August 6, 2021 (Washington D.C.) -- U.S. Customs and Border Protection (CBP) has begun outfitting an initial group of agents and officers with body-worn cameras to better enhance its policing practices and reinforce trust and transparency.
“Our agents and officers serve the public and protect our borders every day with great skill and professionalism,” said Troy Miller, CBP Acting Commissioner. “Providing them with state-of-the-art technology and tools like body-worn cameras will support their work and provide greater transparency into interactions between CBP officers and agents and the public.”
This targeted deployment of body-worn cameras is a first step toward broader implementation and will allow CBP to more effectively roll out the program to additional personnel. CBP is embracing thoroughly tested and researched new technologies that efficiently and effectively support its complex missions. CBP expects to deploy approximately 6,000 cameras by the end of 2021.
Body-worn cameras are part of the agency’s new Incident-Driven Video Recording Systems program, which records and stores video and audio data to support the agency’s mission. The cameras are roughly the size of a deck of playing cards – agents and officers will wear them on the front of their uniforms.
The cameras will be running continuously in the background, and once an agent or officer activates a camera, it begins to save the footage starting two minutes before the activation of the camera. CBP has drafted protocols for agents and officers to follow when activating their cameras, with safety of personnel and the public as the foremost considerations in shaping the policy. Footage is retained based upon the nature of the recorded incident and its evidentiary value, according to a press released issued today.
The implementation of body-worn cameras will further strengthen CBP’s ability to document and review enforcement encounters and use of force incidents, and to investigate allegations of misconduct on the part of CBP personnel.
“This is a significant step forward and will build upon CBP’s current utilization of other technology to investigate incidents and allegations of misconduct,” the press release states.
CBP first conducted a feasibility study and an evaluation to determine the viability of body-worn cameras in operational settings in 2014. Findings from the evaluation noted that additional studies would be required ahead of any potential implementation. In 2017, Congress mandated an additional evaluation of Incident-Driven Video Recording Systems technology. CBP then conducted a six-month in-field evaluation from May to November 2018.

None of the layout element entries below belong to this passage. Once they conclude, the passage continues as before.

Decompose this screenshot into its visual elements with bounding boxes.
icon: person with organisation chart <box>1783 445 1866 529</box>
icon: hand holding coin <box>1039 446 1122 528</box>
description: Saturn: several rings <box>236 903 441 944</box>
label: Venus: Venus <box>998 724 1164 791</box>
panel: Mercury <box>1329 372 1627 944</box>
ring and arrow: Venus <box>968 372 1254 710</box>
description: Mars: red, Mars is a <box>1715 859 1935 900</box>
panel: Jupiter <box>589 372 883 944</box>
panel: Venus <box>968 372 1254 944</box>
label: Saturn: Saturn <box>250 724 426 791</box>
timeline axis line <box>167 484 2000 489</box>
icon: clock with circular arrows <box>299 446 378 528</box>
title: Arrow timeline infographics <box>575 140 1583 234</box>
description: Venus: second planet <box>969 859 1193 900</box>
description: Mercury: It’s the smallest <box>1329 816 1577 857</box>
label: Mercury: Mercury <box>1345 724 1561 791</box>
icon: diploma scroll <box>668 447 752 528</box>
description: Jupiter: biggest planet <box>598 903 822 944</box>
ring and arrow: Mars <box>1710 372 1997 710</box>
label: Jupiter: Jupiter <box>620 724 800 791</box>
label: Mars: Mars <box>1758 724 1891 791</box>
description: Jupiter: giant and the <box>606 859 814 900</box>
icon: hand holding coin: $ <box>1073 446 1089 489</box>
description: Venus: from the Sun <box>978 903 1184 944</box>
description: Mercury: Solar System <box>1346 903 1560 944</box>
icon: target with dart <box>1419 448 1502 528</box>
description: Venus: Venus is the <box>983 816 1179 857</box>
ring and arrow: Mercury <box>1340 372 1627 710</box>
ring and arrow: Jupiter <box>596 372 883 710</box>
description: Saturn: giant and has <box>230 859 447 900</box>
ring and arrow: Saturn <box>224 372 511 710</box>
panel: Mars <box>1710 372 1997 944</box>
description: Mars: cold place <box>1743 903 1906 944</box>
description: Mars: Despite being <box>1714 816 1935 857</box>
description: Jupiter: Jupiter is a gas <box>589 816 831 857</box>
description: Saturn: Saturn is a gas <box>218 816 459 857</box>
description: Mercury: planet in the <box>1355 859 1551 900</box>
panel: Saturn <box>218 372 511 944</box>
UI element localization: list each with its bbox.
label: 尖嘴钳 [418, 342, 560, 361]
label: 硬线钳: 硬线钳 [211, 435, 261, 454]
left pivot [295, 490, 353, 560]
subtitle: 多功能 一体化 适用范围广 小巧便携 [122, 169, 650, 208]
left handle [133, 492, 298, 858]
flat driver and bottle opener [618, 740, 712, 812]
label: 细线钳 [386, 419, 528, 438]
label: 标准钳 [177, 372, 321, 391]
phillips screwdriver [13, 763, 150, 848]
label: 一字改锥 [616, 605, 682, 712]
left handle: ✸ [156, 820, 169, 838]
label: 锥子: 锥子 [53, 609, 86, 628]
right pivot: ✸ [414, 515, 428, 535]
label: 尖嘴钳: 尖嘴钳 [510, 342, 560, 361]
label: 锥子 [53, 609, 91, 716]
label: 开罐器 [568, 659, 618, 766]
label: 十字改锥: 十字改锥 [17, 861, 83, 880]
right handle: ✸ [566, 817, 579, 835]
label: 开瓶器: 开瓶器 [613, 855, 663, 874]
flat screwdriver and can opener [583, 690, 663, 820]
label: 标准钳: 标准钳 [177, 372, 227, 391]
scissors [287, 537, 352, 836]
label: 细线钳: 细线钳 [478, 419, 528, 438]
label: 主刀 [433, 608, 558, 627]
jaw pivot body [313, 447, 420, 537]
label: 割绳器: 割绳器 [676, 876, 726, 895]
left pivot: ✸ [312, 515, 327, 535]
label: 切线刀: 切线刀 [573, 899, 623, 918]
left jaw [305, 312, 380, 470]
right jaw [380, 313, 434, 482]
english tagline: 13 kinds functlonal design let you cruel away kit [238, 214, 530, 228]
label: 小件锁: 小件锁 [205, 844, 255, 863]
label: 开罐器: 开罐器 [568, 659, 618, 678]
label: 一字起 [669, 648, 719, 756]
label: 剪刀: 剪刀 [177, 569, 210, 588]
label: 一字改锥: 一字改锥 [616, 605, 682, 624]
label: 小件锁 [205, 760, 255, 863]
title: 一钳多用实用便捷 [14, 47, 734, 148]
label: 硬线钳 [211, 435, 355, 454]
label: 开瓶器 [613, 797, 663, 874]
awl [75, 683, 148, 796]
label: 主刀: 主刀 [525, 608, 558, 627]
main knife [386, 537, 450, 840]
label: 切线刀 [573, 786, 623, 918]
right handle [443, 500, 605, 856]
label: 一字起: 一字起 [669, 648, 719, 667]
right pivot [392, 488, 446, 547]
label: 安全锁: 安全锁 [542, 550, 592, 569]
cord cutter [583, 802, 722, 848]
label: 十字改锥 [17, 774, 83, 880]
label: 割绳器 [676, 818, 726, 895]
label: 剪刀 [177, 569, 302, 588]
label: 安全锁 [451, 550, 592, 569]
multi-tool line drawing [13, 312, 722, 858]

The evaluation recommended deploying body-worn cameras to select Border Patrol and Office of Field Operations locations. CBP has since completed required documentation and secured necessary approvals and funding to establish Incident-Driven Video Recording Systems as a program of record.
The agency is deploying the cameras in phases, beginning at Border Patrol locations across the southwest and northern borders, to be followed by select Office of Field Operations ports of entry throughout the United States.